FOX411: You are very protective of all the kids especially the Olsen twins.
Saget: It really bothered me when they got bashed on the roasts. They were 9 months old when they started. No one at 9 months old goes, “I want to be a child actor,” and maybe if they'd started their careers at 4 or 9 they might have said, “No, we don't want to do this.” It was very unusual and will probably never happen again, when someone starts acting when they're born basically.

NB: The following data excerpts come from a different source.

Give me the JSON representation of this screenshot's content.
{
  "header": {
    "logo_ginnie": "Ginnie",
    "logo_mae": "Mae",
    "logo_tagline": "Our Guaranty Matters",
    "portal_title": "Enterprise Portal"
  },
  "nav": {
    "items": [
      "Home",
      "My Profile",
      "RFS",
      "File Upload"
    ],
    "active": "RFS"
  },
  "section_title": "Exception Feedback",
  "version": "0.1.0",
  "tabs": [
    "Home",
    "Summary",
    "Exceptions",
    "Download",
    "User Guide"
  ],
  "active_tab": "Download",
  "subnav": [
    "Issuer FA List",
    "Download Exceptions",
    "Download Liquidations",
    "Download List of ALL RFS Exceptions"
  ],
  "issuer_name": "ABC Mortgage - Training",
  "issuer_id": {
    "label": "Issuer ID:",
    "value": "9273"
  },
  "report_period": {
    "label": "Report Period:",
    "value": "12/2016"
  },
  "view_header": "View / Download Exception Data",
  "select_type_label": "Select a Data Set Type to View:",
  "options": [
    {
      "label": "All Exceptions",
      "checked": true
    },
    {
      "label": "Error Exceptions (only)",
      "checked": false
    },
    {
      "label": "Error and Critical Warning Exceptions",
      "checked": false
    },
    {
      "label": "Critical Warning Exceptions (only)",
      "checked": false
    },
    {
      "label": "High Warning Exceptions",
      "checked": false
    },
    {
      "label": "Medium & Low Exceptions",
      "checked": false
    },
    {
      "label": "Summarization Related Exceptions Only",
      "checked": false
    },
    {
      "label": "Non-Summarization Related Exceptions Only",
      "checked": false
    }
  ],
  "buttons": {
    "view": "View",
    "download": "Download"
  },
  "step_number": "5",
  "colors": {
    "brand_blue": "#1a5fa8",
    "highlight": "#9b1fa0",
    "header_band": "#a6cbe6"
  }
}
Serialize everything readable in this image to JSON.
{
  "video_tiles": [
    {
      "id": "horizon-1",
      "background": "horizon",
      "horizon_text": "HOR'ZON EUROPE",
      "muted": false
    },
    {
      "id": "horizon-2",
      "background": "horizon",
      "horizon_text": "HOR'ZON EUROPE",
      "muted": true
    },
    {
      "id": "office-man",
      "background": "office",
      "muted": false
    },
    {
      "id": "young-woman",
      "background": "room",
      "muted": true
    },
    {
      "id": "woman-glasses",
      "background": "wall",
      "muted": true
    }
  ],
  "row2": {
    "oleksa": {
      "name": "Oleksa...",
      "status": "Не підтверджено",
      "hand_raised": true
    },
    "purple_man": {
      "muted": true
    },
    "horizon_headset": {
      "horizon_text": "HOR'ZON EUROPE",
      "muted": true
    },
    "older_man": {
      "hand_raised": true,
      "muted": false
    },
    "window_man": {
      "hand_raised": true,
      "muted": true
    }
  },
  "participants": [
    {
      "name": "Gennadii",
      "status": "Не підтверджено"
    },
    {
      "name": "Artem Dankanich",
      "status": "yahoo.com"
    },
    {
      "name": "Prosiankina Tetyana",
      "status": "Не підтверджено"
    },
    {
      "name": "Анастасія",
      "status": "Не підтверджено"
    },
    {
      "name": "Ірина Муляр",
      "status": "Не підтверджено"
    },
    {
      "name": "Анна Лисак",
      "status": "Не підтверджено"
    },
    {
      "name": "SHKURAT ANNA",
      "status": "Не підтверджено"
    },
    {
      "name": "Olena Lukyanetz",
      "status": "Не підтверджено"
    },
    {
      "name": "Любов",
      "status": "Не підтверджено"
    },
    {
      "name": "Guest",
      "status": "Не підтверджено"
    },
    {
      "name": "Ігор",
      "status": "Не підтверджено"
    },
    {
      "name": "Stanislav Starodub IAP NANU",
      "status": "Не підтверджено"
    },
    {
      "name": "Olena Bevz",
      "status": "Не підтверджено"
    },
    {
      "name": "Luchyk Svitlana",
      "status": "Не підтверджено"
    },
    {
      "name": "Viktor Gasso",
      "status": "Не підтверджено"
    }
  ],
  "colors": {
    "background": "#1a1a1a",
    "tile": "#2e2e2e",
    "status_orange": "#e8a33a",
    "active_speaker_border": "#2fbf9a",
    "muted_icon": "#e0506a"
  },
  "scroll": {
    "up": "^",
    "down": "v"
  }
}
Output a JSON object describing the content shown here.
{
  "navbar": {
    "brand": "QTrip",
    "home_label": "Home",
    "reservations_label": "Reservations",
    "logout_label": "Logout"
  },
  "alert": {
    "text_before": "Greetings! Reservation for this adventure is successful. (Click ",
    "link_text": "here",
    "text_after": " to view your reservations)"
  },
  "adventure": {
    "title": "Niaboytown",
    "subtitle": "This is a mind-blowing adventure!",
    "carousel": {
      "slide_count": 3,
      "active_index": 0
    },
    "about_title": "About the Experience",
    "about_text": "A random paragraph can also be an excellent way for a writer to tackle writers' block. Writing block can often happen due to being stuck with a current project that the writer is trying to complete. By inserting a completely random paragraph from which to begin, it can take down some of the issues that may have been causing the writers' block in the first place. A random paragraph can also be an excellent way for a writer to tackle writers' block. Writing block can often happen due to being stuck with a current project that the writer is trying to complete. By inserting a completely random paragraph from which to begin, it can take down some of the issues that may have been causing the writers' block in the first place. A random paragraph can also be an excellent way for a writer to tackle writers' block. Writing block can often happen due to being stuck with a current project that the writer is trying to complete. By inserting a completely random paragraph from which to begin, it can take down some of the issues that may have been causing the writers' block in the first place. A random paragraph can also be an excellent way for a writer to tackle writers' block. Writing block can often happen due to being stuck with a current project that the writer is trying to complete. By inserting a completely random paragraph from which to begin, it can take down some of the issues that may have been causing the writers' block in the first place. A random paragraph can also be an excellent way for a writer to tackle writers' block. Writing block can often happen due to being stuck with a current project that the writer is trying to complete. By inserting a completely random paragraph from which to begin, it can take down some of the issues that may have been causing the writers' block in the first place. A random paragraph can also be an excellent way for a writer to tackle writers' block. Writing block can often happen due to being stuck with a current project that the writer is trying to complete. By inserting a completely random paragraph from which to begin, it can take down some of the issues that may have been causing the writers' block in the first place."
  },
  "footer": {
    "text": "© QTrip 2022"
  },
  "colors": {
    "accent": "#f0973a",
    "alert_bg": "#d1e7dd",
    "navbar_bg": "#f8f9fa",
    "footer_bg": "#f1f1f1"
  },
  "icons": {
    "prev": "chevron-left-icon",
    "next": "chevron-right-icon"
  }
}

I am protective of them. They have a really good family. Their family loves them a lot. When you see a lot of other circumstances of kid performers and how it turns south, it really is from lack of love or misunderstanding and thinking that the whole circus is more important than their lives.

FOX411: You got divorced at 42, started going to bars and [drinking and] driving.
Saget: It was an incredibly stupid thing to do. It was pathetic. It happened not a lot of times but one time is enough to hurt someone. My fear of writing it is knowing I would one day have this conversation with [the media] because it was a dumbass thing to do. There was one time I blacked out. Lucky no one was on the road. Lucky I didn't kill my friend who was asleep in the car with me, and lucky I didn't kill myself.

Now I've literally become neighborhood watch. I call 911 on people. I'm the old man driving 25-miles-per-hour down Sunset. I'm a converted person as far as [driving] under the influence. On my birthday last year my friends took me, and I said I can't drive home. The valet drove me home then he robbed me and tried to sleep with me. He's here now, we've been living together.